On Fri, Jun 05, 2026 at 06:55:31PM +0300, Andy Shevchenko wrote:
> On Fri, Jun 05, 2026 at 05:42:48PM +0200, Thorsten Blum wrote:
> > On Fri, Jun 05, 2026 at 07:41:11AM +0300, Andy Shevchenko wrote:
> > > On Thu, Jun 04, 2026 at 03:17:53PM +0200, Thorsten Blum wrote:
> 
> ...
> 
> > > >         strscpy(boot_command_line, builtin_cmdline, COMMAND_LINE_SIZE);
> > > 
> > > This also has third argument fixed. Don't you want to change that?
> > 
> > That doesn't work because boot_command_line, at least the declaration in
> > linux/init.h, doesn't have a fixed size.
> 
> Ah, okay.
> 
> > > >  #else
> > > >         if (builtin_cmdline[0]) {
> > > > +               size_t len = strnlen(builtin_cmdline, 
> > > > COMMAND_LINE_SIZE);
> > > > +
> > > >                 /* append boot loader cmdline to builtin */
> > > > -               strlcat(builtin_cmdline, " ", COMMAND_LINE_SIZE);
> > > > -               strlcat(builtin_cmdline, boot_command_line, 
> > > > COMMAND_LINE_SIZE);
> > > > +               snprintf(builtin_cmdline + len, COMMAND_LINE_SIZE - 
> > > > len, " %s",
> > > > +                        boot_command_line);
> > > 
> > > Hmm... Wouldn't GCC complain on this? (Build with `make W=1`.)
> > 
> > No warnings with W=1. Why would GCC warn here?
> 
> Sometimes it complains if it can't prove the size of the string to fit the
> destination.
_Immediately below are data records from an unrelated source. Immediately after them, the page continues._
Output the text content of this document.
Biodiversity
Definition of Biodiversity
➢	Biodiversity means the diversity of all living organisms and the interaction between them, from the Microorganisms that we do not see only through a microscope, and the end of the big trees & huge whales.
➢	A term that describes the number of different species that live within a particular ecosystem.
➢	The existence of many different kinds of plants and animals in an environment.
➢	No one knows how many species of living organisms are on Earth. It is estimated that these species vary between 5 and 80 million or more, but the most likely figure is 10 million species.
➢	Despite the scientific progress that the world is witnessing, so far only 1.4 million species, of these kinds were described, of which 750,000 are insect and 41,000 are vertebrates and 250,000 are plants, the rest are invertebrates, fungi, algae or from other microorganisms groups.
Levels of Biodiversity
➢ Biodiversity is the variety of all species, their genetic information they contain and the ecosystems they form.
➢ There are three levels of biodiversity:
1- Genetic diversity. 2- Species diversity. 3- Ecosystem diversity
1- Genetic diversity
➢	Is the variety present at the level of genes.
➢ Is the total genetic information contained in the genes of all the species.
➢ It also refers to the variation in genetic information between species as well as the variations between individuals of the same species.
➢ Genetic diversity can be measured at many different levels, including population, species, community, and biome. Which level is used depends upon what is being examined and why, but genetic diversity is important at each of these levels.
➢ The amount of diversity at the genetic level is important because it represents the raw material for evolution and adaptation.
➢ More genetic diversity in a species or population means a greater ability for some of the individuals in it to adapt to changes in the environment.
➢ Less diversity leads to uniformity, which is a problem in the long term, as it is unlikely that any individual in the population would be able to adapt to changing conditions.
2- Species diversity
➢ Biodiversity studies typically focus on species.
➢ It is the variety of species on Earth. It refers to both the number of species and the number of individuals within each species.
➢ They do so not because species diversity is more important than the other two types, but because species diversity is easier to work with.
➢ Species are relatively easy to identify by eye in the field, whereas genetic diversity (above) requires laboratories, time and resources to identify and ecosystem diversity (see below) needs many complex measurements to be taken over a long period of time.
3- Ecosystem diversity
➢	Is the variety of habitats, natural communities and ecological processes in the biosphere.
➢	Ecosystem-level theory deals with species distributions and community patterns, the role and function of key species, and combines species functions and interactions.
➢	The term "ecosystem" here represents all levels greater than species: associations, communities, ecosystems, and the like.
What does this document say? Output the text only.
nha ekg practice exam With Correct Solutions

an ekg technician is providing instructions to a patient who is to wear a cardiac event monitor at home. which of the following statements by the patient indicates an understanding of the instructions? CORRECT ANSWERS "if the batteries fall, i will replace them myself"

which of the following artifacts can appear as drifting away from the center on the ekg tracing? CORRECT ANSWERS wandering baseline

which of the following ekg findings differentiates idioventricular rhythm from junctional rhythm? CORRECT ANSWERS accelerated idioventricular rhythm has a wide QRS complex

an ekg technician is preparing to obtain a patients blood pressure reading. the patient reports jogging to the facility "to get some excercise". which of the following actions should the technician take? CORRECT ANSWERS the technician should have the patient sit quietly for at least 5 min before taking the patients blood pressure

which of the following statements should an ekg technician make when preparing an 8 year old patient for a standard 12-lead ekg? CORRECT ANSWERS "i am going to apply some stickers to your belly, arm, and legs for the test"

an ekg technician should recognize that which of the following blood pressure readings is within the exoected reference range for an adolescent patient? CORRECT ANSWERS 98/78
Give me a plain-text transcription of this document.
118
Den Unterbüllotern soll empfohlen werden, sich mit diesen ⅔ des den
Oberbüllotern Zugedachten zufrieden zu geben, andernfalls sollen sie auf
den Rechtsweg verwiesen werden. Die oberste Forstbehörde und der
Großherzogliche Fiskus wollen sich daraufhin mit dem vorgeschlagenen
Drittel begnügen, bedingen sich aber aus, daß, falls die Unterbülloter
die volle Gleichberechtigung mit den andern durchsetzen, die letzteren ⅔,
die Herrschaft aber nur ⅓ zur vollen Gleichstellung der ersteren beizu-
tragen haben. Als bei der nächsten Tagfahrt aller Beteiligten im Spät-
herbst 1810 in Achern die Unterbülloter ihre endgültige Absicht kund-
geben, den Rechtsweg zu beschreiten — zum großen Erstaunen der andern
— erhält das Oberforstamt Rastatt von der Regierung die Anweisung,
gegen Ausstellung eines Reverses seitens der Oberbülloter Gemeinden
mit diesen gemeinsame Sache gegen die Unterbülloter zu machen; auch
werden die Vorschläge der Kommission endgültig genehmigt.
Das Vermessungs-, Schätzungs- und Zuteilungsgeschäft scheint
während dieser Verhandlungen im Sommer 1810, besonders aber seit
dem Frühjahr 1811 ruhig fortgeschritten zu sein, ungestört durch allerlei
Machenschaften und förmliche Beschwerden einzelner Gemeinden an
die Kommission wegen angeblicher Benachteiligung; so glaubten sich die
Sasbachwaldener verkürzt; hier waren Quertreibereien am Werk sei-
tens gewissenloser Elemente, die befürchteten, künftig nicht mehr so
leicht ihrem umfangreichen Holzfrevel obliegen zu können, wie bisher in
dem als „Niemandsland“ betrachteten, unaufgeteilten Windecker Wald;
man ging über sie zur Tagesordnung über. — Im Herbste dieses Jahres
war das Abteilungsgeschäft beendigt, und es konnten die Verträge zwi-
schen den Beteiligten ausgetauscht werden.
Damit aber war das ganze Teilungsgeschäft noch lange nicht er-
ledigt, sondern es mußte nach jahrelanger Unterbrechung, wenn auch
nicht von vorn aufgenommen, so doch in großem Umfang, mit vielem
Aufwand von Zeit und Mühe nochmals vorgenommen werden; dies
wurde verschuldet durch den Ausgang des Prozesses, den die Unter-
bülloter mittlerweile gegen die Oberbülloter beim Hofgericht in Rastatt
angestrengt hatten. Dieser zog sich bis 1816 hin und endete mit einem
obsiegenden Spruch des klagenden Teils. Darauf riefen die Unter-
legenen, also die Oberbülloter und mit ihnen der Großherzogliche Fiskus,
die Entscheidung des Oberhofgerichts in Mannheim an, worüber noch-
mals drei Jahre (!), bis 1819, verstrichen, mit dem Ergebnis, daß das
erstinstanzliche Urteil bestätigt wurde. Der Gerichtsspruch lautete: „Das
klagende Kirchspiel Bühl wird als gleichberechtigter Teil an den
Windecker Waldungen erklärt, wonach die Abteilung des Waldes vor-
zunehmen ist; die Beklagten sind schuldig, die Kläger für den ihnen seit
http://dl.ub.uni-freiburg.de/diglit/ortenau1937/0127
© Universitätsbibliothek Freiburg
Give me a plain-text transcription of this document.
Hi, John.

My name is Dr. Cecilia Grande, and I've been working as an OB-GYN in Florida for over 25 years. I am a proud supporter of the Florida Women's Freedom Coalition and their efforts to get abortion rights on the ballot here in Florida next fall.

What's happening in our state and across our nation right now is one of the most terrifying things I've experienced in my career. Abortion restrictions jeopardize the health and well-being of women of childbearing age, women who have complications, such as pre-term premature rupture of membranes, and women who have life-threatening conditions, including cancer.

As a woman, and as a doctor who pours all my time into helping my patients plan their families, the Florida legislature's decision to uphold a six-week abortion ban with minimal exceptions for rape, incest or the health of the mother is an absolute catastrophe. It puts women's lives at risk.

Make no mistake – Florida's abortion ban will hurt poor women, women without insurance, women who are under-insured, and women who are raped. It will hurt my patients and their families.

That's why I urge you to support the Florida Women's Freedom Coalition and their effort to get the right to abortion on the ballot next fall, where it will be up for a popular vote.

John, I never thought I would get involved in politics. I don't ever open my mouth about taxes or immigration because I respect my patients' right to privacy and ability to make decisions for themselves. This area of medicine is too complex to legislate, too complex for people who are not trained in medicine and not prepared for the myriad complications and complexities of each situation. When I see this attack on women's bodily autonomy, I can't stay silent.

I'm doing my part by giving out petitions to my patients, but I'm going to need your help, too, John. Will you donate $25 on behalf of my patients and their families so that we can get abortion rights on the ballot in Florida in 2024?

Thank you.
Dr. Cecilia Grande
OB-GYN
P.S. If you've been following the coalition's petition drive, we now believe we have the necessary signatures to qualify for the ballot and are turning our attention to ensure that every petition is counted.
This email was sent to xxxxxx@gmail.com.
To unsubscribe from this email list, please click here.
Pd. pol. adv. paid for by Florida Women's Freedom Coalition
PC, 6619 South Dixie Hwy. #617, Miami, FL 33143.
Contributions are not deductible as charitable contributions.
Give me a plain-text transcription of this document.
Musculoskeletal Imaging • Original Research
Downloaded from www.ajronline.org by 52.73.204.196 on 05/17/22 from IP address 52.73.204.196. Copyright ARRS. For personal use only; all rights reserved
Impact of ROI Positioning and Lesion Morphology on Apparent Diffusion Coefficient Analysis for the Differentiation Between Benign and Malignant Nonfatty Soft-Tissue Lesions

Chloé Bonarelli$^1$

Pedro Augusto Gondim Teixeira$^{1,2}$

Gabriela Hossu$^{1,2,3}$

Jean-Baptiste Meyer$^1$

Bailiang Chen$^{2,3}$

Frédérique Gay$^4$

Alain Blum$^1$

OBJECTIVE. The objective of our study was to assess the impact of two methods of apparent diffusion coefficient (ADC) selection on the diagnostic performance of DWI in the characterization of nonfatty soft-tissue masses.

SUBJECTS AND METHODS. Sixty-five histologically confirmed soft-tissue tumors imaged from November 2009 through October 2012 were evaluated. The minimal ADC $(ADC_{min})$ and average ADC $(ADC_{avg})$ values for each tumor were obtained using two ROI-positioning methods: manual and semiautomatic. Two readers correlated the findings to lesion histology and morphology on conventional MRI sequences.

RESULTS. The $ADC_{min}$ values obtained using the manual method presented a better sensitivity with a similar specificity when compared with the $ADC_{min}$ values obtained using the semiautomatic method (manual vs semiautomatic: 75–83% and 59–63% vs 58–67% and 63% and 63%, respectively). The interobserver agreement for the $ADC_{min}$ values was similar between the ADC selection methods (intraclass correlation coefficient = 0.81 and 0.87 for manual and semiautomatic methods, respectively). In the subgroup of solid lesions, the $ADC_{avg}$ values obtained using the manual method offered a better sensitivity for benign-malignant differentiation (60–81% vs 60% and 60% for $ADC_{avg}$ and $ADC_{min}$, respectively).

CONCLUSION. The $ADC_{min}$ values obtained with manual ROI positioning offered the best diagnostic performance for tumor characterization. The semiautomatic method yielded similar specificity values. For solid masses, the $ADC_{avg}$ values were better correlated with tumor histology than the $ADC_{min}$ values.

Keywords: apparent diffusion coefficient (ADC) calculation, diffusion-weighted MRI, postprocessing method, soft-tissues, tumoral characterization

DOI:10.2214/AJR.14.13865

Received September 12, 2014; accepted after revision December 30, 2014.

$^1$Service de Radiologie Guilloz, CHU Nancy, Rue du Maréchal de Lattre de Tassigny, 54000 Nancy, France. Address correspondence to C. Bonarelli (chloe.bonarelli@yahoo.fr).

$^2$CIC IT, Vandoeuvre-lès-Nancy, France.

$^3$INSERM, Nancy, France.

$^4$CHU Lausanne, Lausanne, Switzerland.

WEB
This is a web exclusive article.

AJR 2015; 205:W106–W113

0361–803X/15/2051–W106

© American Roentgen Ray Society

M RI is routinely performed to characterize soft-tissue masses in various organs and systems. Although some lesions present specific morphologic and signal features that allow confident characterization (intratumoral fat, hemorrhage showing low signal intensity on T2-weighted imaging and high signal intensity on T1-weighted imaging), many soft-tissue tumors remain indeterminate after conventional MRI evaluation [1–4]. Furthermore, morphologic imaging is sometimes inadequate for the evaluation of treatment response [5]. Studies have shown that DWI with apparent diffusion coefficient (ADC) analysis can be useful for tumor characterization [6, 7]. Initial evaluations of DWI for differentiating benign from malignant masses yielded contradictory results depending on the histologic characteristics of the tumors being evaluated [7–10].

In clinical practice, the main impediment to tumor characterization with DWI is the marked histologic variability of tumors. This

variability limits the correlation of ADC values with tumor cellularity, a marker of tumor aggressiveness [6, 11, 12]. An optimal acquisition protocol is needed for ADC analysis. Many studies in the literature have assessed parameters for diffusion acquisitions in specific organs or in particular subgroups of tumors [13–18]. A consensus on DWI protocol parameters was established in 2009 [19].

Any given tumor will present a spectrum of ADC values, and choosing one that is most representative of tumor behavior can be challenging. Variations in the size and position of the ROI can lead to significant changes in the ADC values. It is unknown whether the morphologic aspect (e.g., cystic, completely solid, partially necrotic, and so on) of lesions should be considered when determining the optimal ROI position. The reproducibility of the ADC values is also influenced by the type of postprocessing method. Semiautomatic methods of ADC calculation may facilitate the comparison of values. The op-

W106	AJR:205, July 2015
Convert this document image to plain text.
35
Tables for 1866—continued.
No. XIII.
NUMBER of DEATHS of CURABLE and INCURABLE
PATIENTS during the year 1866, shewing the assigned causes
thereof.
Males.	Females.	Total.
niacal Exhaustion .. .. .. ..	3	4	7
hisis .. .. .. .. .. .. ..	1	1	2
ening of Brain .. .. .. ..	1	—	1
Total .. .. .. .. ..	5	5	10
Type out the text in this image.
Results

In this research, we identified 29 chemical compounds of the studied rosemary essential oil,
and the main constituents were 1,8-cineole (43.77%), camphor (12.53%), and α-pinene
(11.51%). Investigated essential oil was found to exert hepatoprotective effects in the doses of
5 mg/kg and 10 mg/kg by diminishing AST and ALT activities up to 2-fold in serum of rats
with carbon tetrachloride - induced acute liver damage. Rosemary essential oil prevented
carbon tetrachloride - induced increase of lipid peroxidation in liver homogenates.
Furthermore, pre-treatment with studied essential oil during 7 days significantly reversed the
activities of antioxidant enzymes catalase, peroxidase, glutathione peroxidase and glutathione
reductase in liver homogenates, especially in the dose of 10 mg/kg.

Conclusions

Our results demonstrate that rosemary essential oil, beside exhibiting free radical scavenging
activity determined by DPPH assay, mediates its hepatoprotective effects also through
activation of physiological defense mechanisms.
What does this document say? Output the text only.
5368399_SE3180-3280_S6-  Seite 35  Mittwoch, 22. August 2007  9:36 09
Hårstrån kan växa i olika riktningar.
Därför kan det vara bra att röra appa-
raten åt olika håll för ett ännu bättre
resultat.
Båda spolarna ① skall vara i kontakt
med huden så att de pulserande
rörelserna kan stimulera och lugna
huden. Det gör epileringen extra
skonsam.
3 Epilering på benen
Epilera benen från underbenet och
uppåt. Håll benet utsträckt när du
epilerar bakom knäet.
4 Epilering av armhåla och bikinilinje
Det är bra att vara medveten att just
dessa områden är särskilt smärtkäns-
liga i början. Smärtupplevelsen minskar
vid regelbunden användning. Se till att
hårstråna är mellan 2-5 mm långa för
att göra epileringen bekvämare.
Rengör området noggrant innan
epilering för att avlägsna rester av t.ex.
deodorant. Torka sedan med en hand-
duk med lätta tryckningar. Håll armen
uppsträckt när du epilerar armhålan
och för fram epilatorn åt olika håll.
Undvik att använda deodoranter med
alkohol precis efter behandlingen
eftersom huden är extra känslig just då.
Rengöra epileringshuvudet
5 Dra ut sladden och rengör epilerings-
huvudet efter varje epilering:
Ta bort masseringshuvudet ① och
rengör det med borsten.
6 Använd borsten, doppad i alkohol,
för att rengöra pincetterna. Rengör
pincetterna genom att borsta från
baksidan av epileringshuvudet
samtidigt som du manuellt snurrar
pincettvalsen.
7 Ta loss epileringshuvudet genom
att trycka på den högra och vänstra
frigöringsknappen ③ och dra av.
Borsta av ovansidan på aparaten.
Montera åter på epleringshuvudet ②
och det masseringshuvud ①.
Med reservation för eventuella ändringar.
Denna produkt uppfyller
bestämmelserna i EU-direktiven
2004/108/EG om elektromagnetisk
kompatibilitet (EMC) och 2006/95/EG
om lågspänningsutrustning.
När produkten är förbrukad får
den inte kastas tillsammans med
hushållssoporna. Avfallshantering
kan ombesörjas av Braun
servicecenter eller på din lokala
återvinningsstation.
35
You said that there is no size for boot_command_line, I'm not
> sure I understand how GCC proves that the above snprintf() won't ever truncate
> the input.

The compiler doesn't prove that this cannot truncate. It only knows the
buffer sizes, but not the runtime string lengths.

snprintf() can truncate, and its return value could be used to detect
that. However, the previous version also ignored possible truncation by
strlcat(), so I didn't add new truncation handling.